18:人形志願

「ヒカルー、ちょっと来なさい!」


 姉のアオイが呼んでいる。

 今日は友達が来るから部屋から出てくんなと言われたのに、言う事がころころ変わる。だからってそれを指摘するとプロレス技を掛けられる。いくら男女とはいえ5歳も離れていれば勝ち目はないんだ。小学校のクラスメイトにも姉がいる子は何人かいるけれど、だいたいこき使われるらしい。年が近くてもそれなんだから、離れてたらなおさらだよ。


「ヒーカール!いないの?!」

「いるよ、いまいく!」


 姉の部屋にはいると、姉の友人のユカリさんとミヤちゃんがいる。

 ユカリさんは高校生にしてはかなり小柄で、短く切りそろえた黒い髪もあって日本人形みたいだけど、うちに来るとよく僕に悪戯を仕掛けてくるので少し迷惑。

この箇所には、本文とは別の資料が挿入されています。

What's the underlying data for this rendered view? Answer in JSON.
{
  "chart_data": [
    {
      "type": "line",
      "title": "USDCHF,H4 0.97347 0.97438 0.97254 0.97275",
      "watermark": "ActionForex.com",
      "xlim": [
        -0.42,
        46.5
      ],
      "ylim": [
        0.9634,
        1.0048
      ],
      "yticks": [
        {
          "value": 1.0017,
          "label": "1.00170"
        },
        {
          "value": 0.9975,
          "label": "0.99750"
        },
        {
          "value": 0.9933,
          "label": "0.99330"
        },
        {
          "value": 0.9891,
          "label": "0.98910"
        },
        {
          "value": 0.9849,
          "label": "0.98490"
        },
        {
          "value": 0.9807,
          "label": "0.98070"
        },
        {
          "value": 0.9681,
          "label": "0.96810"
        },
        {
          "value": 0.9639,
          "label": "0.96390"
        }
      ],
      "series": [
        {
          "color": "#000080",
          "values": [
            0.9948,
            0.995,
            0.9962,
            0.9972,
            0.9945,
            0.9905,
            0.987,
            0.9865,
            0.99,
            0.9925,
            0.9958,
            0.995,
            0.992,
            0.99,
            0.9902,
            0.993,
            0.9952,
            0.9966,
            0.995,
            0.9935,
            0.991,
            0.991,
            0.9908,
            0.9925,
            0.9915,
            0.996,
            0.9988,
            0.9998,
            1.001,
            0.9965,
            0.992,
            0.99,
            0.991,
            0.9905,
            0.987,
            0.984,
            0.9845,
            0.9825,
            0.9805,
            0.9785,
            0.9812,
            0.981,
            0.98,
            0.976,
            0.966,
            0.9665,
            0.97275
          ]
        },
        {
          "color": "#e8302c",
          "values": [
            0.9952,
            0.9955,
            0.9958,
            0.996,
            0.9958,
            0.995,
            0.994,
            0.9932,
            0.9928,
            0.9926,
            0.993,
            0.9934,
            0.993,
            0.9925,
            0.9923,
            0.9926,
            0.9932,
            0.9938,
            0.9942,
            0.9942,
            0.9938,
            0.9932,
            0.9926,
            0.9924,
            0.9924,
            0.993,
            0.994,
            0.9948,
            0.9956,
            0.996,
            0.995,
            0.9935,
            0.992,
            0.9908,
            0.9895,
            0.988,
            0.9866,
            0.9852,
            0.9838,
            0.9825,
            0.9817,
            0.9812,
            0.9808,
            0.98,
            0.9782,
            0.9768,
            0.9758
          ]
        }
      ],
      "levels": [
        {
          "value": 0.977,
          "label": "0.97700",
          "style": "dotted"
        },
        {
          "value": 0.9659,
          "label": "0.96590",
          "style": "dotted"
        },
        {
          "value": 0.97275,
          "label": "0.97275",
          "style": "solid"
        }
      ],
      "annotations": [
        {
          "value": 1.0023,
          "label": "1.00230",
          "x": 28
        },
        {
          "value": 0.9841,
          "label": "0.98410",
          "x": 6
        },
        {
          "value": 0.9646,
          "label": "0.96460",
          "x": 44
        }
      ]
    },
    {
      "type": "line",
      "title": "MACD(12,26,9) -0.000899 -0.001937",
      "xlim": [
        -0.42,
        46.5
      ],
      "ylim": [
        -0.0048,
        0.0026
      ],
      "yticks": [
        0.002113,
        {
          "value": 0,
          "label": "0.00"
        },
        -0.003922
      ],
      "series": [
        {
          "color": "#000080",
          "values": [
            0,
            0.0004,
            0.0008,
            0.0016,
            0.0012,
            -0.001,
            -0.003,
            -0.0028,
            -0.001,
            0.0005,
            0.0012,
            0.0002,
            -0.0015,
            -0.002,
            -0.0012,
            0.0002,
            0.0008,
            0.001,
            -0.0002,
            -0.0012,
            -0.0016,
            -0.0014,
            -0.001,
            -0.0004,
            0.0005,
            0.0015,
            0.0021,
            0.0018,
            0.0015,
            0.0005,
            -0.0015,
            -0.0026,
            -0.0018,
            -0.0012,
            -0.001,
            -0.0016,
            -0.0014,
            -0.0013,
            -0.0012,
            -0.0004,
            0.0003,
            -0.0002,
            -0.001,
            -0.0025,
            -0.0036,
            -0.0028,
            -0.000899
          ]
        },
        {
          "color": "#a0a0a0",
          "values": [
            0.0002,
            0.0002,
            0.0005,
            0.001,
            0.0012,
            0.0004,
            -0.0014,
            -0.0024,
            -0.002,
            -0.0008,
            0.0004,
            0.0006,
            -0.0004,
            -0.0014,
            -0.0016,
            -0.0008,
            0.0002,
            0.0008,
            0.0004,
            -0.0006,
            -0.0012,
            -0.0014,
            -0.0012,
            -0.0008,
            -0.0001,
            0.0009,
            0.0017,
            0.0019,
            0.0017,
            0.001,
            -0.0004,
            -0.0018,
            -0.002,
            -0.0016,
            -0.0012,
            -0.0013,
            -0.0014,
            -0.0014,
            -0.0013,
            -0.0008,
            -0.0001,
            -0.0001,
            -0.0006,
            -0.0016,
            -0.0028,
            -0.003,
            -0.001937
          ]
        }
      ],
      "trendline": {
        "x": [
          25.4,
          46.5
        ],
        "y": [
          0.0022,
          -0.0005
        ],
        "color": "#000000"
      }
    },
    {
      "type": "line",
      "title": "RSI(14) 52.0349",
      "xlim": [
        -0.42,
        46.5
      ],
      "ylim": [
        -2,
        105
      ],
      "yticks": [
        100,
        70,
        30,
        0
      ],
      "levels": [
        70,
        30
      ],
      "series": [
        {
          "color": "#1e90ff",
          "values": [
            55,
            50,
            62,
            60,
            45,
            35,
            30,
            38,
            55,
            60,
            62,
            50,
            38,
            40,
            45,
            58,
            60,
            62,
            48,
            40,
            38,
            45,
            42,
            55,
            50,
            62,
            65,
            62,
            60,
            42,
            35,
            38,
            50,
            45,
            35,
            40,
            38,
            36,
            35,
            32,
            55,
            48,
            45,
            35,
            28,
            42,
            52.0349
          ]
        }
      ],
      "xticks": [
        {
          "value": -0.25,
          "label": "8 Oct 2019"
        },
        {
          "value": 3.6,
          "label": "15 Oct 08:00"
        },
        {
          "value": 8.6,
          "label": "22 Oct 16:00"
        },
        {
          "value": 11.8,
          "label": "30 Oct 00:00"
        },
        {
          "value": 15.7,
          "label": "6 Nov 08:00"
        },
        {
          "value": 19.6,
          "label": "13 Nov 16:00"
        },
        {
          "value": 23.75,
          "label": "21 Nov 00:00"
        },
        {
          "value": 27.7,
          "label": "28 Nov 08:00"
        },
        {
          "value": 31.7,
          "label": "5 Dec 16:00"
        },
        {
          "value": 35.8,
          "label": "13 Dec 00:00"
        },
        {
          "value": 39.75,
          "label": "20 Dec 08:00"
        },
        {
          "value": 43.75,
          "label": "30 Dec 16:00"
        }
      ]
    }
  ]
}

 反対にミヤちゃんは金髪に染めて背も高くてド派手だ。近所に住んでいて、僕が幼稚園児の頃からよく遊んでもらってた。水鉄砲とか花火とか買ってきてくれるし、大好きだ!


「ひっかっる君。ちょっとコレ着てみてくれる?」


 ミヤちゃんに差し出されたのは女ものの服だ。なんで?


「いやぁ、ちょっと着れなくなった服とか交換しようって集まったんだけどね。せっかくだからヒカル君に着てもらいたいなって」

「なにがせっかくだからなの?」

「細かい事は気にしないで。ほら、脱くのが嫌ならその上からでいいから」


 抵抗もむなしく、あっという間にワンピースとカーディガンを着せられてしまう。


「ちょっとサイズ大きいですよね。私の服ならもしかして丁度いいのでは?」


 目をキラキラさせたユカリさんが自分の服を目の前で脱ぎ始める。


「うわぁ!」

「なに悲鳴上げてるのよ。マセてるわね。ユカリ。こっちの着てなさい。エロガキが見てるわよ」

「エロじゃねぇし!」

「んふふー。ちょっと刺激が強かった?」


 姉と二人掛かりでハイウエストのパンツとジレに着替えさせられる。


「これなら、別に女の服じゃないし……」

「んふふーボタン逆なんだよ~」

「うー、なんか香水の匂い写ったらいやだから早く着替えたいよ」

「え?香水とかつけてないよ?」


 そんな事ない。なんかいい匂いする。


「よし、私の中学の時の制服も着せてみるか」

「わ、ユカリのとこセーラーだったんだ?」

「やだ、それはヤダ!」

「いいからいいから」


 後ろからミヤちゃんにギュッと掴まれて、またあっという間に着せられてしまう。


「口では言う割にちゃんと協力するよね……」

「ユカリもそういう事言わないの。ヒカル君、水着とか着せられる前に素直にお着換えしましょうね~」


 一時間ほど、着せ替え人形にされ、化粧までさせられて盛れるアプリで写真も撮った。

 なんだかだんだん暑くなってきて、訳が分からなくなっていく。

 きゃあきゃあ燥ぐユカリさんと、ずっと僕を膝の上に乗せるミヤちゃんの熱気で逆上せたのかもしれない。


 次の日、昼頃に起きて来た姉に「次はミヤちゃん達いつ遊びに来るの?」と聞いて見ると、姉はびっくりした目で僕を見て「もうダメかもしれんね。どれがトドメだったのか……」などと奇妙な事を言って、部屋に戻っていった。